We've been having issues for the past couple of years and I will admit, a lot of it down to my insecurities (he was the cause of those insecurities mind you).
We've been plodding away fine for the past few months but anytime I try to discuss any issues with him, he argues, the conversation ends and nothing is ever resolved.
I'm going to have to cut this shorter but this weekend he really upset me just before going on a night out - we didn't then end up going and had an argument. A while later, I was sitting by myself and noticed comments by him on a girl from his works social media. I know I shouldn't have asked him about it at the time because he was already in a mood but I did and he absolutely blew up, screaming at me and storming out the house. That was at 8pm on Saturday night and he only just came home at 6.30am this morning.

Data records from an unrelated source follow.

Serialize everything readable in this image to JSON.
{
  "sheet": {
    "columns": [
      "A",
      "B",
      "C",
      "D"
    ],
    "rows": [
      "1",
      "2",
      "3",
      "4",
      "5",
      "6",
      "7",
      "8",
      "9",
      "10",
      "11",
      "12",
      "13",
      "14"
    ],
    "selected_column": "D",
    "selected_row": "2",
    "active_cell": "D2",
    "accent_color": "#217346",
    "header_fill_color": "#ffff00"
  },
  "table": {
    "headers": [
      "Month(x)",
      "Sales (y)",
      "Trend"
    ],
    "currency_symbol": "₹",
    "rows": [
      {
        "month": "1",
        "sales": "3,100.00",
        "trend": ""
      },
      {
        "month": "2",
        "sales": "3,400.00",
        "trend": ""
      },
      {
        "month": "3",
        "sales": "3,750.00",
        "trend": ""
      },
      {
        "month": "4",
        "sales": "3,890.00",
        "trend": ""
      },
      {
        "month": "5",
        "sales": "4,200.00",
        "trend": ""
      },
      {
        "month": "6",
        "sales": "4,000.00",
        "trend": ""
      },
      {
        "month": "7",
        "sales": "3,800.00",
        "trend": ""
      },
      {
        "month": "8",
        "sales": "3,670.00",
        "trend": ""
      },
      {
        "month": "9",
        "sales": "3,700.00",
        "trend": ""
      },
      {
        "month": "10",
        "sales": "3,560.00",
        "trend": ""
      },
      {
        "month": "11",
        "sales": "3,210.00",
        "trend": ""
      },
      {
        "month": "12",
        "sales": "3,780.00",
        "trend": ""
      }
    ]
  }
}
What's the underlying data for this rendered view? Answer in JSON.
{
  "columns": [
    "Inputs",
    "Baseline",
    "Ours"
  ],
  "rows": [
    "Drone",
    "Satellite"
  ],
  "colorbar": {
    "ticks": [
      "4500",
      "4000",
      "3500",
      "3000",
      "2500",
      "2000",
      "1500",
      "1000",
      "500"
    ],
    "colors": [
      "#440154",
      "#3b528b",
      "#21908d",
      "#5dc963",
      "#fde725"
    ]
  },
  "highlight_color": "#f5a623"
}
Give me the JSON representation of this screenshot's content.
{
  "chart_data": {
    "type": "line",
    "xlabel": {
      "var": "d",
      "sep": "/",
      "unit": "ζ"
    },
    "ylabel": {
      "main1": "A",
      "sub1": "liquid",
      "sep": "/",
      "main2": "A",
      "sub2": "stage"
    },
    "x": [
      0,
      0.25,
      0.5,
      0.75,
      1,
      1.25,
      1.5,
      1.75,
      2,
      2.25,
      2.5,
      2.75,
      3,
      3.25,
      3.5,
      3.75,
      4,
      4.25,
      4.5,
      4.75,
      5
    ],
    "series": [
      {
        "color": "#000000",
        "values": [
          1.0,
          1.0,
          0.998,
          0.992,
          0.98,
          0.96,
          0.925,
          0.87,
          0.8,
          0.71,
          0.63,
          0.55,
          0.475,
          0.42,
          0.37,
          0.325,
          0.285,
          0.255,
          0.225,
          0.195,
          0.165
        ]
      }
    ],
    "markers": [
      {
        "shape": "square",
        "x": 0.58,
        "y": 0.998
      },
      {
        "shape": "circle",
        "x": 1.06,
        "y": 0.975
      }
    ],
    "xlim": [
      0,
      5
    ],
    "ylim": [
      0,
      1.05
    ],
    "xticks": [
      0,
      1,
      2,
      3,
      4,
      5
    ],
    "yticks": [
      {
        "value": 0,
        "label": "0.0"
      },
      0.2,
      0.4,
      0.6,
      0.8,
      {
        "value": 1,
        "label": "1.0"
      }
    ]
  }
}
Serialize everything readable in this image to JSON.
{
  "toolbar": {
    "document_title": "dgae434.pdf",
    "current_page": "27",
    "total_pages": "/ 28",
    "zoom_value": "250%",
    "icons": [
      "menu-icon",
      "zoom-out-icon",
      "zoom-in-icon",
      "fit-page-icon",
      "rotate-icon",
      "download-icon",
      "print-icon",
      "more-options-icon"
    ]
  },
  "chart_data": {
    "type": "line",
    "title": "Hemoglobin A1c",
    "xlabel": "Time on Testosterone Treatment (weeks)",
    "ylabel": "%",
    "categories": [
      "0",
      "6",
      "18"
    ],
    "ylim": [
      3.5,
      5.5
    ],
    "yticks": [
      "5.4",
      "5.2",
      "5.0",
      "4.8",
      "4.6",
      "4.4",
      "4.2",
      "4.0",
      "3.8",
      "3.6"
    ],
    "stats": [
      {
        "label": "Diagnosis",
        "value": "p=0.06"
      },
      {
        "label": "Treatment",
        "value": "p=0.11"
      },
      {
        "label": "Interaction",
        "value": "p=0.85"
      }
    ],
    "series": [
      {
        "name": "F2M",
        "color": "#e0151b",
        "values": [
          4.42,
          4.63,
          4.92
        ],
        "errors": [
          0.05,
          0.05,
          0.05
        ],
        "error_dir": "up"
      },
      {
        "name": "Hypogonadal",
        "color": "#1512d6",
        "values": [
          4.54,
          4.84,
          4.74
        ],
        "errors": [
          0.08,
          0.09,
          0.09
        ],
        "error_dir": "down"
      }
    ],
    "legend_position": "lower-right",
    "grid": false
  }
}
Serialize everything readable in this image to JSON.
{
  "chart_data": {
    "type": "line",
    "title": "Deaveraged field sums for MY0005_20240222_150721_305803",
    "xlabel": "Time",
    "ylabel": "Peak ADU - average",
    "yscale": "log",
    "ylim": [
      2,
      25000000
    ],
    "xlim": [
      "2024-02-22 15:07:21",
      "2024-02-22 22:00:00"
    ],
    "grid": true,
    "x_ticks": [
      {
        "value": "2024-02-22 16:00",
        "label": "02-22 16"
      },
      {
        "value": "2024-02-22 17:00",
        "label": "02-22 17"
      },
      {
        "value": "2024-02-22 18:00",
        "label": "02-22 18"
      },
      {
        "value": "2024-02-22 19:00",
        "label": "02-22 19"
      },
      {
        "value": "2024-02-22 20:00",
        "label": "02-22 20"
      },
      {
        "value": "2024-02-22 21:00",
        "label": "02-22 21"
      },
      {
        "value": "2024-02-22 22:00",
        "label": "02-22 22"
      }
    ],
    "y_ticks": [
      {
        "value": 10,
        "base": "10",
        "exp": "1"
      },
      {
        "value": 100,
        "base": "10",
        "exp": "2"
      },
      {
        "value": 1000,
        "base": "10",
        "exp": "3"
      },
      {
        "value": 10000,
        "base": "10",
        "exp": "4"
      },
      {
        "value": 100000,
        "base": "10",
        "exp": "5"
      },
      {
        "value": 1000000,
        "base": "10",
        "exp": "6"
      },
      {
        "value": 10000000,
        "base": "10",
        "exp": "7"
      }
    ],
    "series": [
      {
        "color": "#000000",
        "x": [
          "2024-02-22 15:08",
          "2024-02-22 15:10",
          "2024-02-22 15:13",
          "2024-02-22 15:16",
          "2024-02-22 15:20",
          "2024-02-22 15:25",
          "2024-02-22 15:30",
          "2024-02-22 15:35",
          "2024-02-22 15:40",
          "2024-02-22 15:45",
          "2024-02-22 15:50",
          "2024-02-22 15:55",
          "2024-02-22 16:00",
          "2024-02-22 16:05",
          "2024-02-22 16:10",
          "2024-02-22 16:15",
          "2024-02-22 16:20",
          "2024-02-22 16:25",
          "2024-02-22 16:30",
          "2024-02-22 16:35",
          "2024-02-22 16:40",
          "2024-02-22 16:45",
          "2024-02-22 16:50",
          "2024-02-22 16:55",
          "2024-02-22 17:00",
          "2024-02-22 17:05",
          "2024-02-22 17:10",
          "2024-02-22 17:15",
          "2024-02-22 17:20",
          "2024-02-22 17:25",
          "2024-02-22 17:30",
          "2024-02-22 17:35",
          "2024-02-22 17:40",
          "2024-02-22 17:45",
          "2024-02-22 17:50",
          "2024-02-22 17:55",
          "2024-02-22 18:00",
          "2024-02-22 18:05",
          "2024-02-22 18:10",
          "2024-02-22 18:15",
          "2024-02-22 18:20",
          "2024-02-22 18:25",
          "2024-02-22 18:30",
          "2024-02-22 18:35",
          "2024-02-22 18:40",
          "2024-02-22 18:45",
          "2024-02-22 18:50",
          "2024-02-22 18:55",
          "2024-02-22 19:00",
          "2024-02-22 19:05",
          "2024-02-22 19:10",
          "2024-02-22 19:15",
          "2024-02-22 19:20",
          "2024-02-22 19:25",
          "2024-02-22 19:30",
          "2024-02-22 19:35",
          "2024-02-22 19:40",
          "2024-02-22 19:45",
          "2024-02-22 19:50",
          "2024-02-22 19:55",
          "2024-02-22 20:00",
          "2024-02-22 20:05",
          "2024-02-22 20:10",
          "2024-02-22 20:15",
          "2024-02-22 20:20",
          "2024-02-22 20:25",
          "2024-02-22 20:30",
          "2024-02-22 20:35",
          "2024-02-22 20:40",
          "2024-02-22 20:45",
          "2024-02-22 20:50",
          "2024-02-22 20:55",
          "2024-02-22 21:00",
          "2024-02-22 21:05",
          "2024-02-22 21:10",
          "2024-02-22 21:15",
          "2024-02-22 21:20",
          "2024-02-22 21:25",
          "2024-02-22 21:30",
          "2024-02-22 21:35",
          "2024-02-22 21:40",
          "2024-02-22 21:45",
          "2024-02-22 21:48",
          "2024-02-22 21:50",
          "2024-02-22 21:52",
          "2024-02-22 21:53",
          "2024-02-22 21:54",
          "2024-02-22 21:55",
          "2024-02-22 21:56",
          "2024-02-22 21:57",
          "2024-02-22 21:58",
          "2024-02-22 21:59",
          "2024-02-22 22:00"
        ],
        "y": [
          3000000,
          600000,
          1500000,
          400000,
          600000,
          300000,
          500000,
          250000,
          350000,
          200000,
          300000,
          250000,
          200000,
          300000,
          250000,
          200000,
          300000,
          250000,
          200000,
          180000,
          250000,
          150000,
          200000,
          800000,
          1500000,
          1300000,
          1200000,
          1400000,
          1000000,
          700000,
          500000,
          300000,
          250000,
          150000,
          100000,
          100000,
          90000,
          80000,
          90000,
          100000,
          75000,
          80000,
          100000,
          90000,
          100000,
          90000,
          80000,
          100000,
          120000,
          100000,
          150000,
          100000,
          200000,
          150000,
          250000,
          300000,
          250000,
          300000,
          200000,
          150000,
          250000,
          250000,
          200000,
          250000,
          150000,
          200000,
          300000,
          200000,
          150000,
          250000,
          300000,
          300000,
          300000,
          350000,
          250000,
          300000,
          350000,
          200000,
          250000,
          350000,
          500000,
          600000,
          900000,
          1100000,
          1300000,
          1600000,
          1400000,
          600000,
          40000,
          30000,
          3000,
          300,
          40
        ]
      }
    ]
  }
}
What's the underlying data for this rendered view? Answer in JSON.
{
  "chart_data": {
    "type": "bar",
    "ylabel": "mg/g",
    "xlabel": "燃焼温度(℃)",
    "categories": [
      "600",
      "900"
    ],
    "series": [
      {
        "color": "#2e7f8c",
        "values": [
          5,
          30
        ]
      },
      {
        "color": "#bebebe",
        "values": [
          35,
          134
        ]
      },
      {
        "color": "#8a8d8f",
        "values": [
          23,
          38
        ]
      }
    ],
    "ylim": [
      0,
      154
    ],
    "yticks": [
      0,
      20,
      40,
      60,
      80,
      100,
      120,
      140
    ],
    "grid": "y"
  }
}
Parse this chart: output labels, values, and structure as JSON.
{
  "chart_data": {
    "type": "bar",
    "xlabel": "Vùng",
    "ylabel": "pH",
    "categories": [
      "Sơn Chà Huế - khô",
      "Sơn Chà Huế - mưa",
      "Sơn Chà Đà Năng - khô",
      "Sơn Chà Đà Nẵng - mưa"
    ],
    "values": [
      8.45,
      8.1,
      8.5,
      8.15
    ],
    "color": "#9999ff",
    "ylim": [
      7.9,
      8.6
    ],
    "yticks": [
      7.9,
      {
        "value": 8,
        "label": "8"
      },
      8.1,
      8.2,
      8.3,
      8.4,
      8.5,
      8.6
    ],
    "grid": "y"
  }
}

He is in a worse mood and saying our marriage is over and calling me awful names, being extremely emotionally abusive and not engaging in any sort of adult conversation. He always thinks he is in the right and there's no getting around that.
He's adamant that I need to leave our home and stay with my parents as he hasn't anywhere else to go and that if he leaves, he will have to pay for a hotel and we can't afford that. We have 2 kids, 13 & 16 and I obviously don't want to leave them but I'm very stuck with this housing situation . I could not afford to take this house on by any means (I couldn't afford to take on any other one either!). I also don't want my kids to have to move out of here as it is our/ their dream home.
I think I am resigned to the fact that we are done and as someone who cries quite often, I have not shed a single tear this weekend but I just don't know where to go from here. We've been together 25 years and he's literally all I've ever known but I've had enough of being walked all over. I'm not ready to tell anyone irl yet but just really wanted to get this off my chest.